= Consent procedure =

EU legislative procedure

The consent procedure (formerly assent procedure) is one of the special legislative procedures of the European Union. Introduced by the Single European Act, under this procedure, the Council of the European Union must obtain the European Parliament's consent (assent) before certain decisions can be made.

== Application ==
Under the Treaty of Lisbon, the consent procedure's applications include:
- horizontal flexibility clause (art. 352 TFEU),
- combating discrimination (Article 19(1) TFEU),
- membership of the Union (Article 49 TEU),
- arrangements for withdrawal from the Union (Article 50 TEU)
- association agreements,
- accession of the Union to the ECHR,
- agreements establishing a specific institutional framework,
- agreements with important budgetary implications,
- agreements in areas where the ordinary legislative procedure applies.

== History ==

=== Single European Act ===
The assent procedure was introduced by the Single European Act. Under this procedure, the Council of the European Union must obtain Parliament's assent before certain decisions can be made. Acceptance ("assent") requires an absolute majority of votes.

The European Parliament can accept or reject the proposal but not amend it. However, the Parliament can produce an interim report making recommendations for modifications, and a conciliation has also been introduced.

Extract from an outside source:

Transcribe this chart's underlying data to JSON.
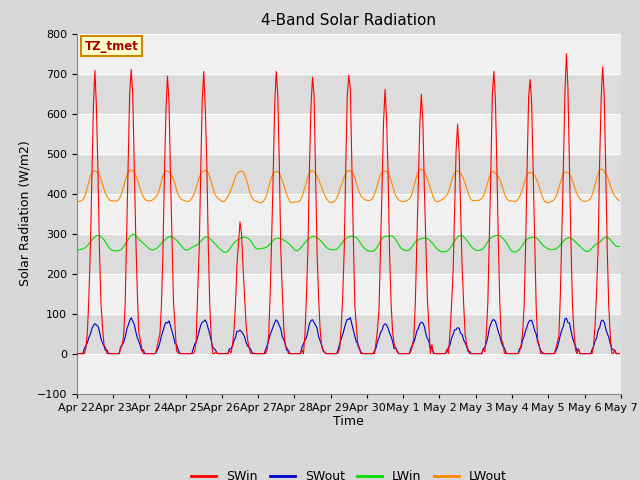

The areas included under the assent procedure were:
- specific tasks of the European Central Bank (ECB);
- amendments of statutes of the European System of Central Banks (ESCB) / European Central Bank;
- Structural Funds and Cohesion Funds;
- the uniform electoral procedure for the European Parliament;
- certain international agreements;
- the accession of new member states;
- approval of the President and the other members of the Commission

=== Treaty of Amsterdam ===
Following the adoption of the Treaty of Amsterdam, sanctions imposed on an EU Member State for a serious and persistent breach of fundamental rights requires Parliament's assent under Article 7 of the EU Treaty.

In its opinion on the 2000 Intergovernmental Conference, the European Commission argued in favor of extending this procedure to apply to the conclusions of agreements having global economic and commercial implications.

=== Lisbon Treaty ===
With entry into force of the Lisbon Treaty in 2009, the assent procedure was renamed consent procedure, and it was defined as part of the special legislative procedures, as opposed to ordinary legislative procedure (formerly codecision).

Under the consent procedure, the Parliament express its approval on a Council draft act by an absolute majority vote, without possibility to amend it. Informally, the Parliament is involved by the Commission since the beginning of the procedure, in order to guarantee its consent, although the Treaties do not formally prescribe it.